Autechre



Depuis 1993, les deux Anglais d'Autechre continuent d'exploiter toutes les ressources de leurs machines, façonnant une série d'albums que nous n'avons pas fini d'explorer."Lp5", la nouvelle excursion proposée par Sean Booth et Rob Brown, suit les chemins d'une musique mélodieuse, brute, mais toujours instable où rien ne domine, où toutes les sonorités se sont enchevêtrées pour donner forme à des tissus électroniques uniques.
Autechre parvient ici à parfaire ses techniques de brouillage, rendant sa musique insaisissable et parfaitement affranchie des lois.

Au fil des ans, votre musique n'a pas cessé d'évoluer. Cherchez-vous quelque chose en particulier ?

Sean Booth : Il ne s'agit pas pour nous d'une recherche. Nous enregistrons des morceaux comme ils viennent, jour après jour.
Rob Brown : Nous cherchons seulement à en tirer de la satisfaction. Cela ne s'explique pas vraiment.


Vous ne donnez pas l'impression de composer en vue de disques particuliers.
Rob : En effet, pour nous il s'agit du processus le plus naturel pour composer de la musique. Nous ne voulons pas que celle-ci soit déterminée par des influences extérieures.
Sean : Quand tu commences à travailler une musique en vue de la sortie d'un disque, il y a comme un problème. Il nous arrive parfois de composer des musiques pour des amis. Un peu à la manière du hip-hop, où les morceaux s'adressent souvent à des individus précis, nous nous adressons à quelqu'un que nous connaissons très bien, nous nous moquons de lui. Il est plus facile de se limiter au portrait de quelqu'un dont on est proche que d'essayer de parler de l'harmonie dans la vie...Rob : Parfois, il peut être bon de s'imposer quelques restrictions.


Comment envisagez-vous les disques, en ce cas ?
Sean : Nos disques sont des compilations. Après un an de dur travail, nous nous retrouvons avec beaucoup de cassettes. Nous choisissons alors une dizaine de morceaux qui nous paraissent pouvoir s'associer ensemble.

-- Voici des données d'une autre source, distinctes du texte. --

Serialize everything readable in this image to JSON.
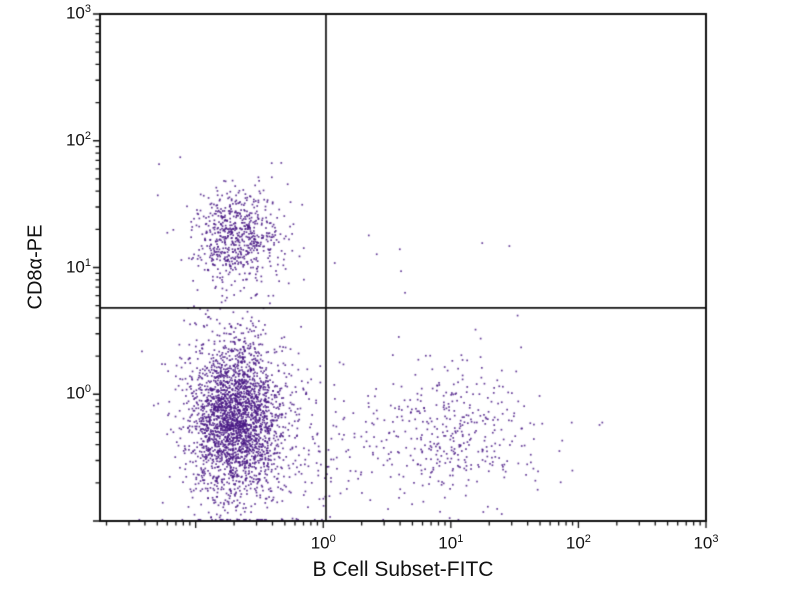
{
  "chart_data": {
    "type": "scatter",
    "title": "",
    "xlabel": "B Cell Subset-FITC",
    "ylabel": "CD8α-PE",
    "x_scale": "log",
    "y_scale": "log",
    "x_log_range": [
      -1.75,
      3
    ],
    "y_log_range": [
      -1,
      3
    ],
    "x_tick_exponents": [
      0,
      1,
      2,
      3
    ],
    "y_tick_exponents": [
      0,
      1,
      2,
      3
    ],
    "tick_base": "10",
    "quadrant_gates": {
      "x_value": 1.05,
      "y_value": 4.8
    },
    "point_color": "#4a1a86",
    "point_alpha": 0.85,
    "point_size": 1.7,
    "frame_color": "#111111",
    "background": "#ffffff",
    "seed": 42,
    "clusters": [
      {
        "name": "upper-left-cd8-core",
        "count": 500,
        "cx": -0.69,
        "sx": 0.16,
        "cy": 1.25,
        "sy": 0.16
      },
      {
        "name": "upper-left-cd8-halo",
        "count": 160,
        "cx": -0.69,
        "sx": 0.24,
        "cy": 1.22,
        "sy": 0.3
      },
      {
        "name": "lower-left-core",
        "count": 2200,
        "cx": -0.69,
        "sx": 0.17,
        "cy": -0.2,
        "sy": 0.28
      },
      {
        "name": "lower-left-halo",
        "count": 550,
        "cx": -0.66,
        "sx": 0.26,
        "cy": -0.2,
        "sy": 0.5
      },
      {
        "name": "lower-right-bcell",
        "count": 360,
        "cx": 1.05,
        "sx": 0.33,
        "cy": -0.28,
        "sy": 0.27
      },
      {
        "name": "lower-middle-bridge",
        "count": 140,
        "cx": 0.1,
        "sx": 0.4,
        "cy": -0.45,
        "sy": 0.3
      },
      {
        "name": "upper-middle-sparse",
        "count": 8,
        "cx": 0.75,
        "sx": 0.35,
        "cy": 1.1,
        "sy": 0.13
      }
    ]
  }
}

Nous laissons de côté les autres qui restent très souvent inédits.

Avez-vous besoin de temps pour analyser votre musique ?
Rob : Oui, nous gardons certains morceaux sous la main jusqu'à la fin de l'enregistrement d'un l'album, car c'est au dernier moment que sa composition se révèle, que nous comprenons quels sont les titres qui fonctionnent bien avec les autres. Nous apprécions ce moment précis, il nous apporte toujours des surprises.
Sean : C'est à ce moment que nous réalisons quelle sera la direction générale de l'album.

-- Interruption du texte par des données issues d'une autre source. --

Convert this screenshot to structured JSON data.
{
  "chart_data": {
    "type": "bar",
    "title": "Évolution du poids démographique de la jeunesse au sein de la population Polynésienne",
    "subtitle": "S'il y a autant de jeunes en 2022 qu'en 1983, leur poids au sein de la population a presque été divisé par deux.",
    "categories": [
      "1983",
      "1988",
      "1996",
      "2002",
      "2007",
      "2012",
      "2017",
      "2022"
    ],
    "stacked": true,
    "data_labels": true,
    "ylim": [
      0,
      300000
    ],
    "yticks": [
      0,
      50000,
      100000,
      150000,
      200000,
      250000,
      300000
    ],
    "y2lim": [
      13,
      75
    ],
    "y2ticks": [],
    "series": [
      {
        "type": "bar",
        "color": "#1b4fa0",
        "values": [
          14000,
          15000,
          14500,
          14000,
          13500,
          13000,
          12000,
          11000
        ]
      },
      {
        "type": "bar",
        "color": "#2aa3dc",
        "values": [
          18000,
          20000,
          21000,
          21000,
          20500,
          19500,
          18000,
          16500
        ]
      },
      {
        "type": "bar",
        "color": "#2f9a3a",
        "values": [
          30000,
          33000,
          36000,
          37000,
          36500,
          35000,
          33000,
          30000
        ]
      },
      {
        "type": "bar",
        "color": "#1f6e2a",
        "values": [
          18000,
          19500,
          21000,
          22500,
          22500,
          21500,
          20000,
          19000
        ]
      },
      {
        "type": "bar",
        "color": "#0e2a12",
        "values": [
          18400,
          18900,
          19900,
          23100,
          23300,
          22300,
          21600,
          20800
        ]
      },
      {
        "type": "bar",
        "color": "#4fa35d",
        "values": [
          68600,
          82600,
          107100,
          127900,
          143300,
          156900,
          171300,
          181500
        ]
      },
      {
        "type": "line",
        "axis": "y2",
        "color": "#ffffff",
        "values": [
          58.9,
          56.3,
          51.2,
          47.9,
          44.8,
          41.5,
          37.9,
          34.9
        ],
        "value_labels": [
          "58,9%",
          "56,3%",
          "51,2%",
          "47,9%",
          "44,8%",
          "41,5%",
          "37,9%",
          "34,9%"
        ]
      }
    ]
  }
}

Depuis "Incunabula", votre premier album qui paraissait très inspiré par la techno de Detroit et par l'électro, votre musique évolue constamment et semble s'être affranchie de ces premières influences.
Rob : "Incunabula" est surtout à ce jour notre album le plus nu.
Sean : À l'époque du premier album, nous écoutions probablement 70 % de disques de dance. Maintenant, nous conservons toujours nos vieux disques de dance, il nous arrive parfois d'en acheter de nouveaux, mais ce style ne doit plus représenter que 20 % de nos acquisitions.


Qu'entendez-vous par "dance music" ?
Sean : C'est une appellation très ouverte. Un disque de dance est simplement un disque sur lequel on peut danser, par opposition à des musiques qui s'adressent davantage à l'esprit. Nous devenons plus vieux et il nous est plus facile maintenant de ne pas nous préoccuper de savoir à quels genres appartiennent les musiques que nous écoutons.